Who should not be treated? This is also a difficult question to answer. Although Jahan and colleagues found no significant relationship between the size of a CT hypodensity in the MCA territory and poor outcome or hemorrhage, others have shown such a relationship in larger cohorts than that studied by Jahan. Von Kummer et al found that CT hypodensity covering more than 50% of the MCA had an 85% positive predictive value for fatal clinical outcome after treatment with rt-PA of doses between 30 mg and 100 mg (3). Similarly, in the European Cooperative Acute Stroke Study (ECASS), the severity of initial clinical deficit and the presence of early ischemic changes on CT scans were associated with increased risk of hemorrhagic infarction. Angiographic predictors of the risk of hemorrhage have not been emphasized. Fukazawa and colleagues (4), however, found that arterial shunting in the territory supplied by the lenticulostriate arteries was present in 7 (70%) of 10 who subsequently hemorrhaged in the basal ganglia after thrombolysis, whereas this finding was not seen in any of the patients in the nonhemorrhagic group. Unfortunately, Jahan et al do not detail any angiographic findings predictive of subsequent hemorrhage or outcome. It would be very useful to have an indicator, determined either clinically or by CT or angiography, of the relative risk of hemorrhagic transformation prior to thrombolytic therapy.

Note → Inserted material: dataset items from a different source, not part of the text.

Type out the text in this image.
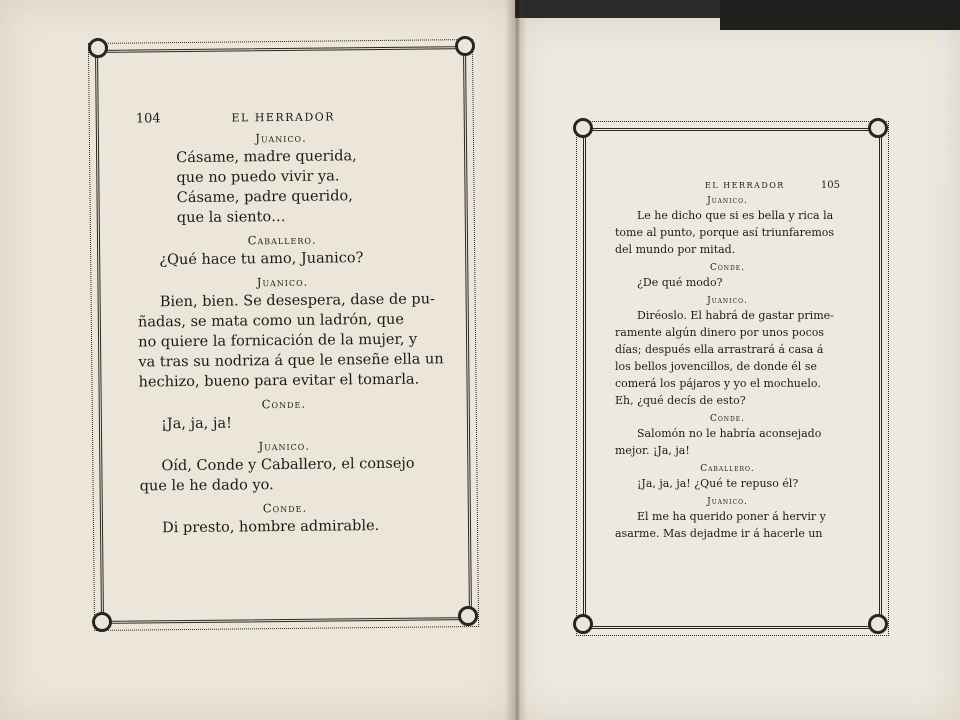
todocoleccion
104	EL HERRADOR
Juanico.
Cásame, madre querida,
que no puedo vivir ya.
Cásame, padre querido,
que la siento…
Caballero.
¿Qué hace tu amo, Juanico?
Juanico.
Bien, bien. Se desespera, dase de pu-
ñadas, se mata como un ladrón, que
no quiere la fornicación de la mujer, y
va tras su nodriza á que le enseñe ella un
hechizo, bueno para evitar el tomarla.
Conde.
¡Ja, ja, ja!
Juanico.
Oíd, Conde y Caballero, el consejo
que le he dado yo.
Conde.
Di presto, hombre admirable.
EL HERRADOR	105
Juanico.
Le he dicho que si es bella y rica la
tome al punto, porque así triunfaremos
del mundo por mitad.
Conde.
¿De qué modo?
Juanico.
Diréoslo. El habrá de gastar prime-
ramente algún dinero por unos pocos
días; después ella arrastrará á casa á
los bellos jovencillos, de donde él se
comerá los pájaros y yo el mochuelo.
Eh, ¿qué decís de esto?
Conde.
Salomón no le habría aconsejado
mejor. ¡Ja, ja!
Caballero.
¡Ja, ja, ja! ¿Qué te repuso él?
Juanico.
El me ha querido poner á hervir y
asarme. Mas dejadme ir á hacerle un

These patients then could be excluded from therapy and possible harm. Certainly it seems logical that those with hypodensity involving the basal ganglia region may be at higher risk of hemorrhage and should be assessed carefully for those points that might exclude them from consideration for thrombolysis.

Finally, a word must be said for the insensitivity of CT to areas of infarction. It has been our experience, as the central reading laboratory for the PROACT trial, that most patients (over 70%) entering the hospital with an acute cerebral infarction in the MCA territory show abnormality on CT scans. This also has been the experience of von Kummer. Nevertheless, many patients have subtle areas of low density that clearly extend to involve a larger region of the brain within 24 hours of admission. These areas were most likely destined for infarction at onset, but were not visible on CT scans. Diffusion MR imaging has supported this observation. After therapy, no patients in the PROACT trial with a low-density region at onset returned to normal. Therefore, one can assume that a CT-revealed hypodensity at onset represents irreversible infarction in most cases. Furthermore, many of the patients entered into thrombolytic trials had larger areas of infarction than could be appreciated with initial CT. Perfusion and diffusion MR imaging would be the ideal manner to estimate the more accurate volume of infarcted tissue at onset of stroke, as well as the tissue at risk. The difference between these two volumes would be the ideal way to estimate those who might well benefit from thrombolysis. These techniques are probably impractical for a larger multicenter trial at the present, but as this technology matures, this would seem a more optimal manner in which to stratify patients into groups that would benefit from thrombolysis from those who have little tissue left at risk.

Thus, we are still left with a few incompletely answered questions: Which technique should be used and in whom? Why do some patients recanalize and others not? Why do some patients hemorrhage and others not? What features are more predictive at the initial onset of stroke for who will hemorrhage after thrombolysis? Most importantly, are we prepared to meet the demand of these new interventional techniques on a large scale?